Values

Values
Prev	Chapter 3. Record Design Considerations	Next

Records in the store are organized as key-value pairs. The value is the data that you want to store, manage and retrieve. In almost all cases, you should create your values using Avro to describe the value's data schema. Avro schemas are described in Avro Schemas.

In simple cases, values can also be organized as a byte array. If so, the mapping of the arrays to data structures (serialization and deserialization) is left entirely to the application. Note that while the earliest portions of this manual show byte array usage in its examples, this is not the recommended approach. Instead, you should use Avro even for very simple values.

There are no restrictions on the size of your values. However, you should consider your store's performance when deciding how large you are willing to allow your individual records to become. As is the case with any data storage scheme, the larger your record, the longer it takes to read the information from storage, and to write the information to storage. If your values become so large that they impact store read/write performance, or are even too large to fit into your memory cache (or even your Java heap space) then you should consider storing your values using Oracle NoSQL Database's large object support. See Using Large Objects for details.

On the other hand, every record carries with it some amount of overhead. Also, as the number of your records grows very large, search times may begin to be adversely affected. As a result, choosing to store an extremely large number of very small records can also harm your store's performance.

Therefore, when designing your store's content, you must find the appropriate balance between a small number of very large records and a large number of very small records.
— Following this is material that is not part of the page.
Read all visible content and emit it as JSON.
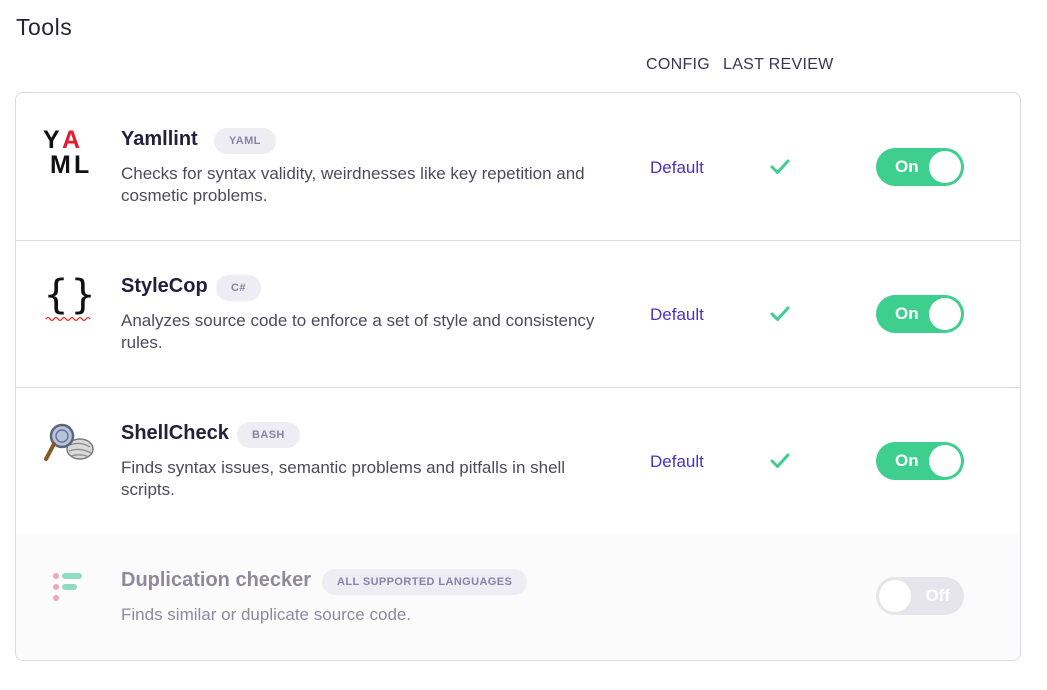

You should also consider how frequently any given piece of information will be accessed.

For example, suppose your store contains information about users, where each user is identified by their email address. There is a set of information that you want to maintain about each user. Some of this information is small in size, and some of it is large. Some of it you expect will be frequently accessed, while other information is infrequently accessed.

Small properties are:

name
gender
address
phone number

Large properties are:

image file
public key 1
public key 2
recorded voice greeting

There are several possible ways you can organize this data. How you should do it depends on your data access patterns.

For example, suppose your application requires you to read and write all of the properties identified above every time you access a record. (This is unlikely, but it does represent the simplest case.) In that event, you might create a single Avro schema that represents each of the properties you maintain for the users in your application. You can then trivially organize your records using only major key components so that, for example, all of the data for user Bob Smith can be accessed using the key /Smith/Bob.
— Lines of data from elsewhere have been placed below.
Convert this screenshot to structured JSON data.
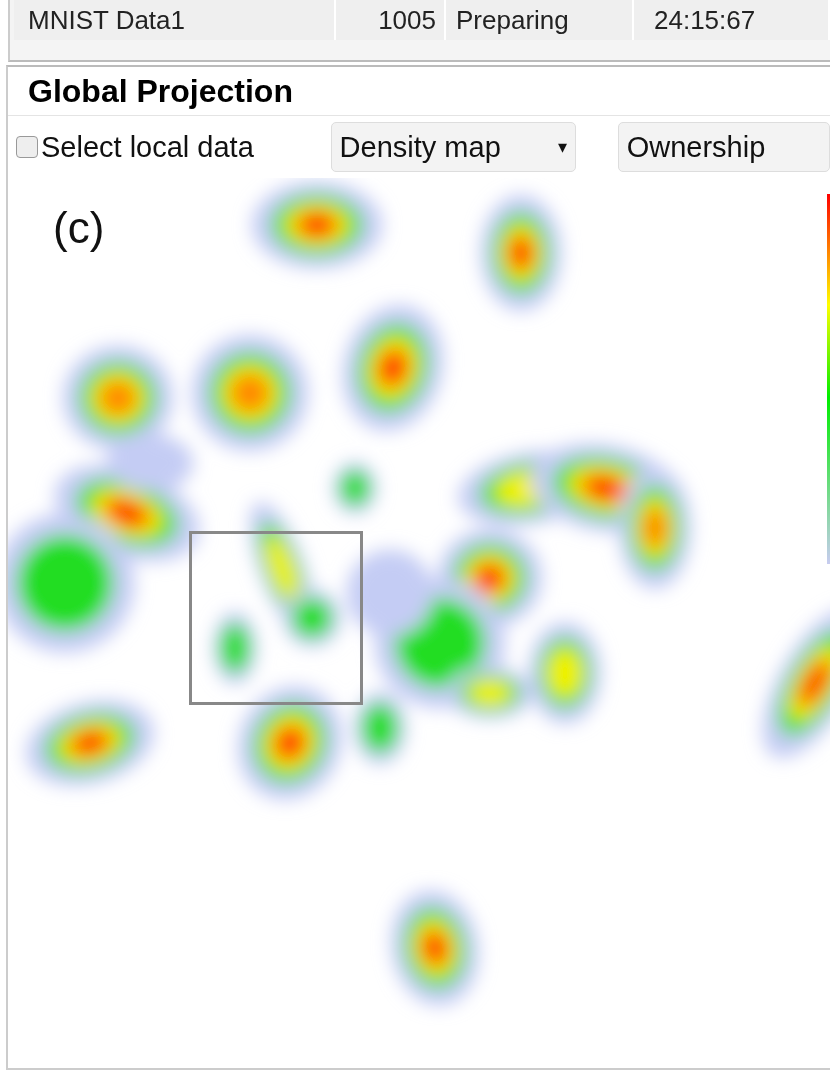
{
  "table": {
    "rows": [
      {
        "cells": [
          "MNIST Data1",
          "1005",
          "Preparing",
          "24:15:67"
        ]
      }
    ]
  },
  "panel": {
    "title": "Global Projection",
    "toolbar": {
      "checkbox": {
        "label": "Select local data",
        "checked": false
      },
      "dropdowns": [
        {
          "value": "Density map",
          "caret": "▾"
        },
        {
          "value": "Ownership"
        }
      ]
    },
    "plot": {
      "label": "(c)",
      "selection": true
    }
  }
}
However, the chances are good that your application will not require you to access all of the properties for a user's record every time you access that record. While it is possible that you will always need to read all of the properties every time you perform a user look up, it is likely that on updates you will operate only on some properties.

Given this, it is useful to consider how frequently data will be accessed, and its size. Large, infrequently accessed properties should use a key other than that used by the frequently accessed properties. The different keys for these large properties can share major key components, while differing in their minor key components. However, if you are using large object support for your large properties, then these must be under a major key that is different from the major key you use for the other properties you are storing.
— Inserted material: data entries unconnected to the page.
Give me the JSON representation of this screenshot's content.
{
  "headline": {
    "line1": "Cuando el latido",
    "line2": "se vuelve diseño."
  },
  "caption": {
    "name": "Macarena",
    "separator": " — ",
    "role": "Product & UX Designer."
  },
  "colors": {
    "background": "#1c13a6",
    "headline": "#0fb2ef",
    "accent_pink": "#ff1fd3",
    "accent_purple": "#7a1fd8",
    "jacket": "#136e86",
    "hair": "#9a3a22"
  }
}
At the same time, there is overhead involved with every key your store contains, so you do not want to create a key for every possible user property. For this reason, if you have a lot of small properties, you might want to organize them all under a single key even if only some of them are likely to be updated or read for any given operation.

For example, for the properties identified above, suppose the application requires:

all of the small properties to always be used whenever the user's record is accessed.
all of the large properties to be read for simple user look ups.
on user record updates, the public keys are always updated (written) at the same time.
The image file and recorded voice greeting can be updated independently of everything else.

In this case, you might store user properties using four keys per user. Each key shares the same major components, and differs in its minor component, in the following way:

/surname/familiar name/-/contact

The value for this key is a Avro record that contains all of the small user properties (name, phone number, address, and so forth).
/surname/familiar name/-/publickeys

The value for this key is an Avro record that contains the user's public keys. These are always read and written at the same time, so it makes sense to organize them under one key.
/image.lob/-/surname/familiar name

The value for this key is an image file, saved using Oracle NoSQL Database's large object support.
/audio.lob/-/voicegreeting/surname/familiar name

The value for this key is an mp3 file, also saved using the large object support.

Any data organized under different keys which differ only in the minor key component allows you to read and update the various properties all at once using a single atomic operation, which gives you full ACID support for user record updates. At the same time, your application does not have to be reading and writing large properties (image files, voice recordings, and so forth) unless it is absolutely necessary. When it is necessary to read or write these large objects, you can use the Oracle NoSQL Database stream interface which is optimized for that kind of traffic.